Sebelumnya, Mahkamah Agung telah dijadwalkan untuk mengeluarkan putusan pada Mei. Namun mereka menunda keputusan setelah jaksa agung meminta lebih banyak waktu mempertimbangkan kasus-kasus tersebut.
Pengusiran itu memicu protes yang meluas oleh warga Palestina. Aksi ini kemudian ditanggapi dengan tindakan keras oleh pasukan keamanan Israel. Eskalasi antara pasukan Israel dan Hamas meningkat sehingga terjadi pertempuran selama 11 hari pada Mei lalu di Gaza. Hal ini menjadi ujian bagi koalisi pemerintahan baru Israel, yang mencakup tiga partai pro-pemukiman dan sebuah partai kecil yang mewakili warga Palestina di Israel.

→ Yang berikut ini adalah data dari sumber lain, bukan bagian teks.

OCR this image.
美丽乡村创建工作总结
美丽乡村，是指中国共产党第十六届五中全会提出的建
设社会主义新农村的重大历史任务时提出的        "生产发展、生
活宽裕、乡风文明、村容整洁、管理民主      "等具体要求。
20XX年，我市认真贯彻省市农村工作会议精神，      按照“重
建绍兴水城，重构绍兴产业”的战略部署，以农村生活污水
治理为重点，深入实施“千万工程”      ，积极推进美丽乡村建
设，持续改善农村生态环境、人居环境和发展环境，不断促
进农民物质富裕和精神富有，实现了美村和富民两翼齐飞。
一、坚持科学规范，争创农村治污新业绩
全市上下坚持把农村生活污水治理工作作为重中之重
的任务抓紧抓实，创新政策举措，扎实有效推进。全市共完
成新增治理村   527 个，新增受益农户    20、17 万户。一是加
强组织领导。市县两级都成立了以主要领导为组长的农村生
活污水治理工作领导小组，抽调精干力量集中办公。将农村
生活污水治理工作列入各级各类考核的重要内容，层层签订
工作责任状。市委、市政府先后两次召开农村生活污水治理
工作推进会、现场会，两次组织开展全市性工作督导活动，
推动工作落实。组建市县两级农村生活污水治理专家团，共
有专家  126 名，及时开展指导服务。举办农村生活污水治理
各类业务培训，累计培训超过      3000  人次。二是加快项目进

Para pemukim Yahudi telah melakukan kampanye selama puluhan tahun untuk mengusir keluarga-keluarga Palestina ke luar tembok Kota Tua. Wilayah ini merupakan salah satu bagian paling sensitif dari Yerusalem Timur yang diduduki.
Para pemukim mengklaim bahwa rumah-rumah warga Palestina dibangun di atas tanah yang dimiliki oleh orang Yahudi sebelum perang 1948. Hukum Israel mengizinkan orang Yahudi untuk merebut kembali properti tersebut. Namun warga Palestina menolak untuk memberikan rumah yang telah mereka tempati selama turun temurun.
Yordania menguasai Yerusalem Timur dari 1948 hingga 1967. Keluarga-keluarga Palestina menjadi pengungsi selama perang tahun 1948. Pihak berwenang Yordania menawarkan rumah kepada warga Palestina, sebagai imbalan untuk melepaskan status pengungsi mereka.
Israel menduduki Yerusalem Timur, bersama dengan Tepi Barat dan Gaza, pada 1967 dan mencaploknya. Namun langkah Israel ini tidak diakui secara internasional.
Pada 1972, kelompok pemukim mengatakan kepada keluarga Palestina bahwa, mereka masuk di tanah milik Yahudi tanpa izin. Ini adalah awal dari pertempuran hukum panjang yang dalam beberapa bulan terakhir telah memuncak dengan perintah pengusiran terhadap 36 keluarga di Sheikh Jarrah dan dua lingkungan lainnya di Yerusalem Timur yang diduduki. Kelompok hak asasi memperkirakan bahwa lebih dari 1.000 warga Palestina berisiko diusir dari rumah mereka.